PUBLISHED : Thursday, 13 March, 2014, 1:25am
UPDATED : Thursday, 13 March, 2014, 1:25am

The Shanghai Futures Exchange is vying for more influence in the global market with plans to open up trading of its long-awaited crude oil futures and a number of other commodities futures to foreign investors.

"China is a big importer of crude, and we rely 60 per cent on crude imports. However, our influence in the global pricing of crude oil has been low, and it doesn't match with our big consumption," exchange chairman Yang Maijun said in Beijing yesterday.

Yang said the exchange was actively pushing forward with crude oil futures that would be opened up to foreign investors, moving a step closer to the international market and setting a benchmark crude futures price for Asia.

Our [oil pricing influence] doesn’t match with our big consumption

Crude oil futures were the major product on the exchange's agenda, Yang said, without providing a timetable. "I hope I can tell you of the functioning of the crude futures trading at the same time next year," he said.

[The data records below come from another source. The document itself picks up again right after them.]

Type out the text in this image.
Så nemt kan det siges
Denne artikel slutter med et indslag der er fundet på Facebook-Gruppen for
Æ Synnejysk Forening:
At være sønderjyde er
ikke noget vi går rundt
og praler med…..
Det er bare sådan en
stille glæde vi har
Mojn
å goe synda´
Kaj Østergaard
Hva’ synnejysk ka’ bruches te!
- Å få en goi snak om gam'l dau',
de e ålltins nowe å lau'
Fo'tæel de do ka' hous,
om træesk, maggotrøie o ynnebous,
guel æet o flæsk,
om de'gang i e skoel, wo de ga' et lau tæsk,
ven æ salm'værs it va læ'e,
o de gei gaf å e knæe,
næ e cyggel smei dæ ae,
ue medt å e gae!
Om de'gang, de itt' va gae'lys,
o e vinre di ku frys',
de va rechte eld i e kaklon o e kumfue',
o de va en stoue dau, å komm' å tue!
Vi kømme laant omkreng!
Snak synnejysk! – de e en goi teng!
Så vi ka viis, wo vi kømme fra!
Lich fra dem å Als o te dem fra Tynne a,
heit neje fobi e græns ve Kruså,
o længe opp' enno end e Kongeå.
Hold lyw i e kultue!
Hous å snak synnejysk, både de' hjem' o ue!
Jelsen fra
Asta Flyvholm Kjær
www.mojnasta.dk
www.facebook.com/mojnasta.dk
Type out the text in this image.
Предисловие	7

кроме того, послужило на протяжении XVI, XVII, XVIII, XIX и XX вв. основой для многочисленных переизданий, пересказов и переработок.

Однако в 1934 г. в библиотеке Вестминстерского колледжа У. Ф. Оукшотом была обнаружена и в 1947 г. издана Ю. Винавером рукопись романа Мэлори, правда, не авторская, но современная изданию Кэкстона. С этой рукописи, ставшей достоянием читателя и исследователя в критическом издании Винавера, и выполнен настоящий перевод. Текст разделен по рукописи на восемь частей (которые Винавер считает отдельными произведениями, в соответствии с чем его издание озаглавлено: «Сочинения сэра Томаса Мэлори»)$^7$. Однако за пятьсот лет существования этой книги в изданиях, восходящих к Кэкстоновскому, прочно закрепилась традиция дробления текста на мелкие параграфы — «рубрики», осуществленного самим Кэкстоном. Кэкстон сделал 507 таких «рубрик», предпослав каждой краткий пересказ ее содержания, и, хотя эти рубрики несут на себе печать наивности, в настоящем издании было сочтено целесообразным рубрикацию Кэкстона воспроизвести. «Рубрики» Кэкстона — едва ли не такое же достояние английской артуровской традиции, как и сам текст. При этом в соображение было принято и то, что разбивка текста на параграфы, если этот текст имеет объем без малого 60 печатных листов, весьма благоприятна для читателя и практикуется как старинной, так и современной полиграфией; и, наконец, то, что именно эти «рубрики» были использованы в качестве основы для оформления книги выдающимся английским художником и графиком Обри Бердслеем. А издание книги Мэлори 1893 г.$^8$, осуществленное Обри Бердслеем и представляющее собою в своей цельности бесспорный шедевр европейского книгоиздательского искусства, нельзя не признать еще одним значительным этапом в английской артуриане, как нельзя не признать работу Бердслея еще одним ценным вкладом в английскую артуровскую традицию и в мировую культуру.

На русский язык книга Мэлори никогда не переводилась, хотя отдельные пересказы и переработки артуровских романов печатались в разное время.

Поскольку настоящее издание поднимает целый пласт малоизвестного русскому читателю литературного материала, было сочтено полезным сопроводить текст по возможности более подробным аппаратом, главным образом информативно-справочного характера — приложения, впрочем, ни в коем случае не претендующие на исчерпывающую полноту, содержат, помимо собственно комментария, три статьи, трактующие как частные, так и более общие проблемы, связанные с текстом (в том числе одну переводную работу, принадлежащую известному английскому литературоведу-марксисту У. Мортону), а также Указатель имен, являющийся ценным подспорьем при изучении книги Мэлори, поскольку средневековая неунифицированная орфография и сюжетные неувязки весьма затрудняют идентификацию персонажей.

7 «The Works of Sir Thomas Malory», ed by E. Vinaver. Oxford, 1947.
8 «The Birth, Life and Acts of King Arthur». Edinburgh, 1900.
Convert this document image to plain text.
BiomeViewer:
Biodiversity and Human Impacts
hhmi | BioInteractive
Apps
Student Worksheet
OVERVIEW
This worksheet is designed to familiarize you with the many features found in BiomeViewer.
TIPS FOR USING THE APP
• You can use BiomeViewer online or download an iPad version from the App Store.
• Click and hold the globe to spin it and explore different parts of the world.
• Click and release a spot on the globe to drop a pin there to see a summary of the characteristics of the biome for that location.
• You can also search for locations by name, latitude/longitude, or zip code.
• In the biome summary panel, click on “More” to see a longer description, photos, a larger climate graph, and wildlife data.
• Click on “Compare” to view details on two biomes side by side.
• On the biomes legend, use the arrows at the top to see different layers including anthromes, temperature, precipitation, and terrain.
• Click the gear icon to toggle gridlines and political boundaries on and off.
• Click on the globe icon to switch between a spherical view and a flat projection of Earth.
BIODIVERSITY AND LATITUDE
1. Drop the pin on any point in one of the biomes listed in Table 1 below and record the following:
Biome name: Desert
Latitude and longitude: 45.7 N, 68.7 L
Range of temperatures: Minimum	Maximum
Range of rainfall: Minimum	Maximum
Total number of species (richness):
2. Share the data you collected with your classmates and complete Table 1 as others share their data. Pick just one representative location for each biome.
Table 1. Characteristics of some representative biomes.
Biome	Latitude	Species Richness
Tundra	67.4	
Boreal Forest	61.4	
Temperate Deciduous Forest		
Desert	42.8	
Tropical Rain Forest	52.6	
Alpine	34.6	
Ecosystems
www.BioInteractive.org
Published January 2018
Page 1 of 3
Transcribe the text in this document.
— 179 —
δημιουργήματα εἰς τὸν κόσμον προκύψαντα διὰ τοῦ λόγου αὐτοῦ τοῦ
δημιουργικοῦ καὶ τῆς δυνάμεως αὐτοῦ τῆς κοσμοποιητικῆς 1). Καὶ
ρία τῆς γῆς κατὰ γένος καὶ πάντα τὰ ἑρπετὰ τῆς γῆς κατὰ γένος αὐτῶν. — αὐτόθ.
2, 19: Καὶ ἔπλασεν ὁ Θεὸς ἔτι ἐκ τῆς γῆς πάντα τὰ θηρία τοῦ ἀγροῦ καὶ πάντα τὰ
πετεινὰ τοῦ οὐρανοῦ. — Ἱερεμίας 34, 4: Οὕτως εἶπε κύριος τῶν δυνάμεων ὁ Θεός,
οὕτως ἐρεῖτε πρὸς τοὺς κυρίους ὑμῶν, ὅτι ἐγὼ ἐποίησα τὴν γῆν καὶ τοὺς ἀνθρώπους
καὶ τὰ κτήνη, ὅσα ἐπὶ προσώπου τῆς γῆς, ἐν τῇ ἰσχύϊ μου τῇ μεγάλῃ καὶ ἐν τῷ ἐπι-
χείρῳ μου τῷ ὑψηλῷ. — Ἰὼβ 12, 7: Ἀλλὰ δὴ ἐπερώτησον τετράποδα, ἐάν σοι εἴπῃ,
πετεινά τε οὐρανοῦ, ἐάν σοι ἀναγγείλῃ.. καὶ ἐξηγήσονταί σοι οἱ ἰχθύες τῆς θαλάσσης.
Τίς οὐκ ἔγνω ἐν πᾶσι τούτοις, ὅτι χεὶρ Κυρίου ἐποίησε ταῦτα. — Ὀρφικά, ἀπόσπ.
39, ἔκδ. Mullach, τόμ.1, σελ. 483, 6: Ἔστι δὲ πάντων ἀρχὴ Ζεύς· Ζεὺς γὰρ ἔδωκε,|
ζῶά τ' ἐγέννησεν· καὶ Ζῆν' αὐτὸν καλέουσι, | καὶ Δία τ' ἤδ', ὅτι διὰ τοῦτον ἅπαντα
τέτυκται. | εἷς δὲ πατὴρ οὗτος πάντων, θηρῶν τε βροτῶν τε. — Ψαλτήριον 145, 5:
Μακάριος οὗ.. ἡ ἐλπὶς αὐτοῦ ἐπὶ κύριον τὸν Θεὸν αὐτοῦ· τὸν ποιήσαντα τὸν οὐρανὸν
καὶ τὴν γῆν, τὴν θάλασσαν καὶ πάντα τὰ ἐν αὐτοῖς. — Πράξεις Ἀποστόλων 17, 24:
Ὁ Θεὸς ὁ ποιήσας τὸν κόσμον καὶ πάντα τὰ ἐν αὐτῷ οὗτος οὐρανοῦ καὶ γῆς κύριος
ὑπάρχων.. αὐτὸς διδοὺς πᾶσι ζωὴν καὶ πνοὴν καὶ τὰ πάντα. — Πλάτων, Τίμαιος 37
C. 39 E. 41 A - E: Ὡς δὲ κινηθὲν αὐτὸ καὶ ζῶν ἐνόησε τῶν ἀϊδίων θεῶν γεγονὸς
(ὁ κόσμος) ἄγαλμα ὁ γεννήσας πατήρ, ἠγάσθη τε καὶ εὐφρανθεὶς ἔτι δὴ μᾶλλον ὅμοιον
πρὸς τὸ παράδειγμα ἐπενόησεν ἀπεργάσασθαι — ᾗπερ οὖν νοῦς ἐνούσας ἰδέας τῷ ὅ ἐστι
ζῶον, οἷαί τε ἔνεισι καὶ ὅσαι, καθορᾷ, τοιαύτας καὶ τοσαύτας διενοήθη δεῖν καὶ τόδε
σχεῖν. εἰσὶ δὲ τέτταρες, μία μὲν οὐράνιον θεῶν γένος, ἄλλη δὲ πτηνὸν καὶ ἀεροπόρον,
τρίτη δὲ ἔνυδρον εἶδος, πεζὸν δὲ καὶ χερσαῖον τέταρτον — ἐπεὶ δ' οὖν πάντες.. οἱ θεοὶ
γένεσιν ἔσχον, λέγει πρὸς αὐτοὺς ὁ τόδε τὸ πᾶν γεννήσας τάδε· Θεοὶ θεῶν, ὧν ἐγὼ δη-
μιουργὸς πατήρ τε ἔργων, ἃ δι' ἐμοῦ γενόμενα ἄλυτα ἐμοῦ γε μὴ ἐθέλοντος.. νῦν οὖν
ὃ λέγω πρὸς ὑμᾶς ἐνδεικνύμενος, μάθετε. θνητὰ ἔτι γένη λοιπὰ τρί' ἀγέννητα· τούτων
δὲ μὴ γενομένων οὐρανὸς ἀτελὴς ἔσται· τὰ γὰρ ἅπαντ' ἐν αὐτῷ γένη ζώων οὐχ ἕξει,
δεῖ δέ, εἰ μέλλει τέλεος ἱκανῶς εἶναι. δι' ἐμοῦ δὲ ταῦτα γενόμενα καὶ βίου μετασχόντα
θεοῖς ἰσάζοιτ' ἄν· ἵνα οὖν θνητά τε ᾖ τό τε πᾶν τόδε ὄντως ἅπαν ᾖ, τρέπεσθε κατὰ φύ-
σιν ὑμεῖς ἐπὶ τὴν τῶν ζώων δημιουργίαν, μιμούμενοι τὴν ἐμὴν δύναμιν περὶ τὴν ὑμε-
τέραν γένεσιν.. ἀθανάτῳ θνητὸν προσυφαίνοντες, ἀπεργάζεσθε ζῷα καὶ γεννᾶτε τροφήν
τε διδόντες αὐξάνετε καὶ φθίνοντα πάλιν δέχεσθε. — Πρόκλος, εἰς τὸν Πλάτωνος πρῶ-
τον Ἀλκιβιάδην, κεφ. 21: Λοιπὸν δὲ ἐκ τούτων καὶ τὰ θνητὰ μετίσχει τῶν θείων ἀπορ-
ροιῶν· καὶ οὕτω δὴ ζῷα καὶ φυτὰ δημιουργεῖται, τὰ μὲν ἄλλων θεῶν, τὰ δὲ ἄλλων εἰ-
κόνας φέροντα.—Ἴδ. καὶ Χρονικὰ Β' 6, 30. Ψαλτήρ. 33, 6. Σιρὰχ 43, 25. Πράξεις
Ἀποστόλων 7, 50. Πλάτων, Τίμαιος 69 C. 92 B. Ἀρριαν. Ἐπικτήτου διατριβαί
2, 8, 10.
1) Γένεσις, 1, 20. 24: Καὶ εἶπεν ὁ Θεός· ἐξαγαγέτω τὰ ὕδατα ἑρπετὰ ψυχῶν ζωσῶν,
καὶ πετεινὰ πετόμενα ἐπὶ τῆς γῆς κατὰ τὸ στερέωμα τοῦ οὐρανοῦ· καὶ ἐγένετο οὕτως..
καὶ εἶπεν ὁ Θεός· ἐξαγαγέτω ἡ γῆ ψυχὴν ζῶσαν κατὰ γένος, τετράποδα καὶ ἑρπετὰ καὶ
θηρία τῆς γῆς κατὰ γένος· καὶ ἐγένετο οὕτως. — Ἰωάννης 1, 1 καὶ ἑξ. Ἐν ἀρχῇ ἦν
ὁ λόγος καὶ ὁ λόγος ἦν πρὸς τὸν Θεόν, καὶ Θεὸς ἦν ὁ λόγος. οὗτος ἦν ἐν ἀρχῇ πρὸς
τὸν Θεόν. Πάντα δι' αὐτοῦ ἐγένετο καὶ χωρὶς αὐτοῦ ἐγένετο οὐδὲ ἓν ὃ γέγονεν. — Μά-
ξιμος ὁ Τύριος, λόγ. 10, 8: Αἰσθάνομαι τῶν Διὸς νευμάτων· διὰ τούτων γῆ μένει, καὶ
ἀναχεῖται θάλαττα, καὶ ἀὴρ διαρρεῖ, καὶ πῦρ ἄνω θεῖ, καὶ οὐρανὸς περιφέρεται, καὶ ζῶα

The Shanghai Futures Exchange was also looking at how to develop closer links with the price movements of commodities futures trading in the international markets, he said, adding that the exchange had launched night trading from 9pm to 2.30am.

"Night trading coincides with global trading in different time zones. We plan to include the crude futures trading in this session in the future," Yang said, noting that investors used London Brent and New York crude prices as references.

Futures trading in precious metals, rubber and non-ferrous metals such as copper, aluminium and zinc, could be opened up to foreign investors, he said. China's demand for such commodities was large and more influence on global pricing would be needed, he said.

The Shanghai Futures Exchange set up the International Energy Trading Centre in the city's pilot free-trade zone (FTZ) in November as a platform to operate energy futures trading, including crude oil futures.

"With more detailed rules on foreign exchange announced for the FTZ, it will be more convenient for overseas investors to participate in the futures trading," Yang said.

The exchange has yet to decide whether the crude contracts will be denominated in yuan or US dollars.